Roy Cohn would receive his most famous afterlife as the most vivid character in Tony Kushner’s Angels in America, in which he dominates the play to an extent that seems to have troubled even his creator. (In an interview with Adam Mars Jones, Kushner said: “I’m a little worried that in the process of figuring [Cohn] out I’ve overdone it and he’s maybe too sympathetic a character.”) It’s a stunning portrait, and it resonates even more deeply today. Reading it over this week, I was most struck by the speech in the first part, Millennium Approaches, that Cohn delivers to his doctor, Henry, as his body is ravaged by AIDS:

Homosexual. Gay. Lesbian. You think these are names that tell you who someone sleeps with, but they don’t tell you that…Like all labels they tell you one thing and one thing only: where does an individual so identified fit in the food chain, in the pecking order? Not ideology, or sexual taste, but something much simpler: clout. Not who I fuck or who fucks me, but who will pick up the phone when I call, who owes me favors. This is what a label refers to. Now to someone who does not understand this, homosexual is what I am because I have sex with men. But really this is wrong. Homosexuals are not men who sleep with other men. Homosexuals are men who in fifteen years of trying cannot get a pissant antidiscrimination bill through City Council. Homosexuals are men who know nobody and who nobody knows…I have clout. A lot. I can pick up this phone, punch fifteen numbers, and you know who will be on the other end in under five minutes, Henry?

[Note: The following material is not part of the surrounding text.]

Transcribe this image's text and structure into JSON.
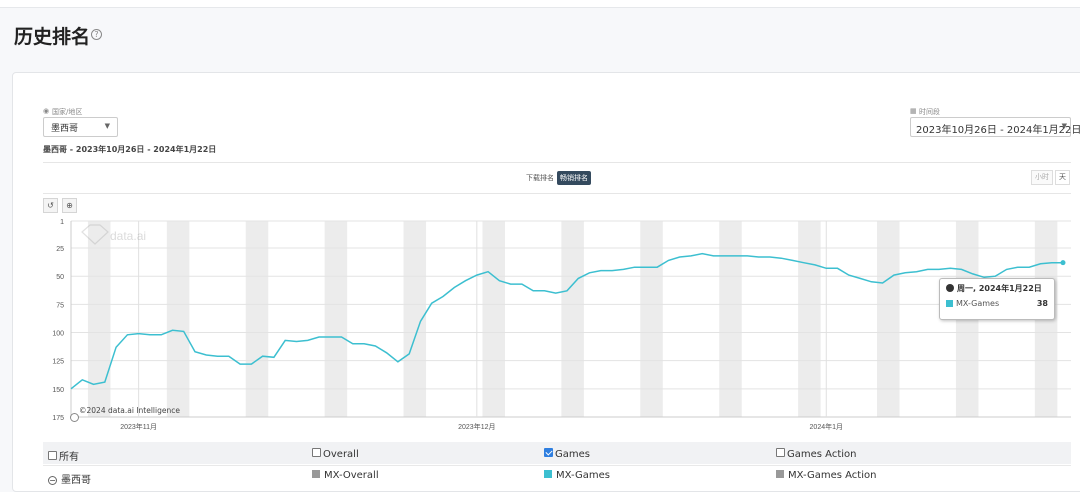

Henry ventures his best guess: “The President.” Roy shoots back at him: “Even better, Henry. His wife.”

This has the ring of authenticity, and the speech itself reflects what Cohn evidently believed about himself. (In a profile written a decade ago by Jeffrey Toobin in The New Yorker, Roger Stone said: “Roy was not gay. He was a man who liked having sex with men. Gays were weak, effeminate. He always seemed to have these young blond boys around. It just wasn’t discussed.”) Toward the end of Perestroika, the second part of the play, the ghost of Ethel Rosenberg says to the dying Cohn:

They beat you. You lost. (Pause). I decided to come here so I could see could I forgive you. You who I have hated so terribly I have borne my hatred for you up into the heavens and made a needlesharp little star in the sky out of it…I came to forgive but all I can do is take pleasure in your misery. Hoping I’d get to see you die more terrible than I did. And you are, ’cause you’re dying in shit, Roy, defeated. And you could kill me, but you couldn’t ever defeat me. You never won. And when you die all anyone will say is: better he had never lived at all.

I don’t know if Kushner ever really believed this—one of Cohn’s last lines in the play is “I win!”—but it doesn’t seem true now. Cohn wasn’t defeated at all, although the extent of his victory took thirty years to become manifest. On the day after the election, Stone told Vanity Fair, Trump mused: “Wouldn’t Roy love to see this moment? Boy, do we miss him.” And when I think of Cohn today, I remember these lines from Kushner, and I know that the play isn’t over:

Roy: I’m immortal, Ethel. (He forces himself to stand) I have forced my way into history. I ain’t never gonna die.
Ethel Rosenberg: (A little laugh, then) History is about to crack wide open. Millennium approaches.